The IAEA could refer Iran to the U.N. Security Council, which has the authority to impose economic and political sanctions.
Developing countries on the IAEA board, led by South Africa, Brazil and Argentina, fear the attempt to force Iran to give up sensitive nuclear activities could one day be used against their own nuclear programs — and therefore object to it.
Iran insists its nuclear program is peaceful and geared solely toward generating electricity. But the United States and others contend it's hiding a weapons program.
With its vast petroleum reserves, Iran has a credibility problem. Why, many wonder, does it need nuclear energy when, by some estimates, its natural-gas reserves won't run dry for 200 years?
"There is no logic behind a peaceful nuclear program in Iran," said Alireza Assar, an Iranian scientist living in exile in Austria.
"Axis of evil"
President Bush once called Iran, Iraq and North Korea an "axis of evil." Ever since the U.S.-led invasion of Iraq, Iran has been concerned it might be next for military action.
North Korea's motivations are clearer — its army faces hundreds of thousands of South Korean and U.S. troops across the border, and for years North Korea's leaders were convinced they faced the threat of an American invasion.
Up to now, diplomats have resorted to a combination of threats and enticements in an effort to get both nations to abandon their nuclear ambitions. Neither has achieved a breakthrough, though envoys involved in talks with North Korea remain hopeful that the country's desperate economic and energy needs will be the lever the West is looking for.
Britain, France and Germany, negotiating for the European Union (EU), offered Iran a package of economic, political and technological incentives in return for assurances that it would not pursue nuclear weapons. On Saturday, Iran rejected the package.
"It's now clear that the best course of action is to refer the case directly to the U.N. Security Council," said Farid Soleimani of the Paris-based National Council of Resistance of Iran, an exiled opposition group.

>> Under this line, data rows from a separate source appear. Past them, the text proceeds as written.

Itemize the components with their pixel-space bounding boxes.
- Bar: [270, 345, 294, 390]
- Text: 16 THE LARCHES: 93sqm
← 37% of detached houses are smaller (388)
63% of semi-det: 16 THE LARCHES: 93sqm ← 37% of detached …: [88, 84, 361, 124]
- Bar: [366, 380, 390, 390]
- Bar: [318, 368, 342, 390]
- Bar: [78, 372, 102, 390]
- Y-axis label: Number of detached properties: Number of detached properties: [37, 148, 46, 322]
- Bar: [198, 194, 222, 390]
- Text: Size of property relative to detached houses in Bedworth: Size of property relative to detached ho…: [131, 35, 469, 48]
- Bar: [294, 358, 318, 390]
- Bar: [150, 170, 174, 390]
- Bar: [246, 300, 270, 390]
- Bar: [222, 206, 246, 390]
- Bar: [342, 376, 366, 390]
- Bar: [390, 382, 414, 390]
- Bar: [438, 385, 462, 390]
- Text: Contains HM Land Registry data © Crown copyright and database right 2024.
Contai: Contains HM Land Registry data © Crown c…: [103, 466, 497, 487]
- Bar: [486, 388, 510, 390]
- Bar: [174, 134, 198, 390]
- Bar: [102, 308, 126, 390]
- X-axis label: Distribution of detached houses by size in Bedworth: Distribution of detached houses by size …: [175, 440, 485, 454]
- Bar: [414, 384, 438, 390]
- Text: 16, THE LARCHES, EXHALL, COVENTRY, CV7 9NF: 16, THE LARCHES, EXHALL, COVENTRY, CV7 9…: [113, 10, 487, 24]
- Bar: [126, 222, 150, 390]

The IAEA board is expected to issue at least a stern warning to Iran, and the EU and the U.S. are likely to press for Security Council involvement.
But getting agreement on sanctions from key Security Council members — including Russia, which has an $800 million contract to build a reactor in the Iranian port of Bushehr — could be tricky.
No warheads yet
For now, the international community is playing for time and hedging its bets on expert assessments that suggest Iran is a long way from building a warhead.
"Even the most concerned and skeptical of intelligence agencies now estimate that Iran is nearly a decade away from developing a nuclear weapon," said Daryl Kimball, executive director of the Washington-based Arms Control Association.
North Korea, by contrast, is widely considered far more advanced in its nuclear program. North Korea claimed in February that it already had atomic weapons.
On Sunday, deadlocked disarmament talks aimed at persuading the North to renounce nuclear weaponry were recessed for three weeks. U.S. officials said the negotiations stalled over the North's demand that it be given a nuclear reactor — a notion rejected by all six countries involved in the talks.
The IAEA's ability to intervene in North Korea is limited because North Korea, unlike Iran, has withdrawn from the Nuclear Nonproliferation Treaty.
"There's a lot at stake there," weapons expert Taylor said. "North Korea is not just an issue of nuclear capabilities. They also have a very large conventional [weapons] capability. That raises questions about what they could do if it came down to the use of force."
But Taylor sees some chilling similarities between the two regimes.
"They are both very serious threats. If they develop full nuclear capabilities, they would represent a threat not only to countries in their own region but to the world," he said.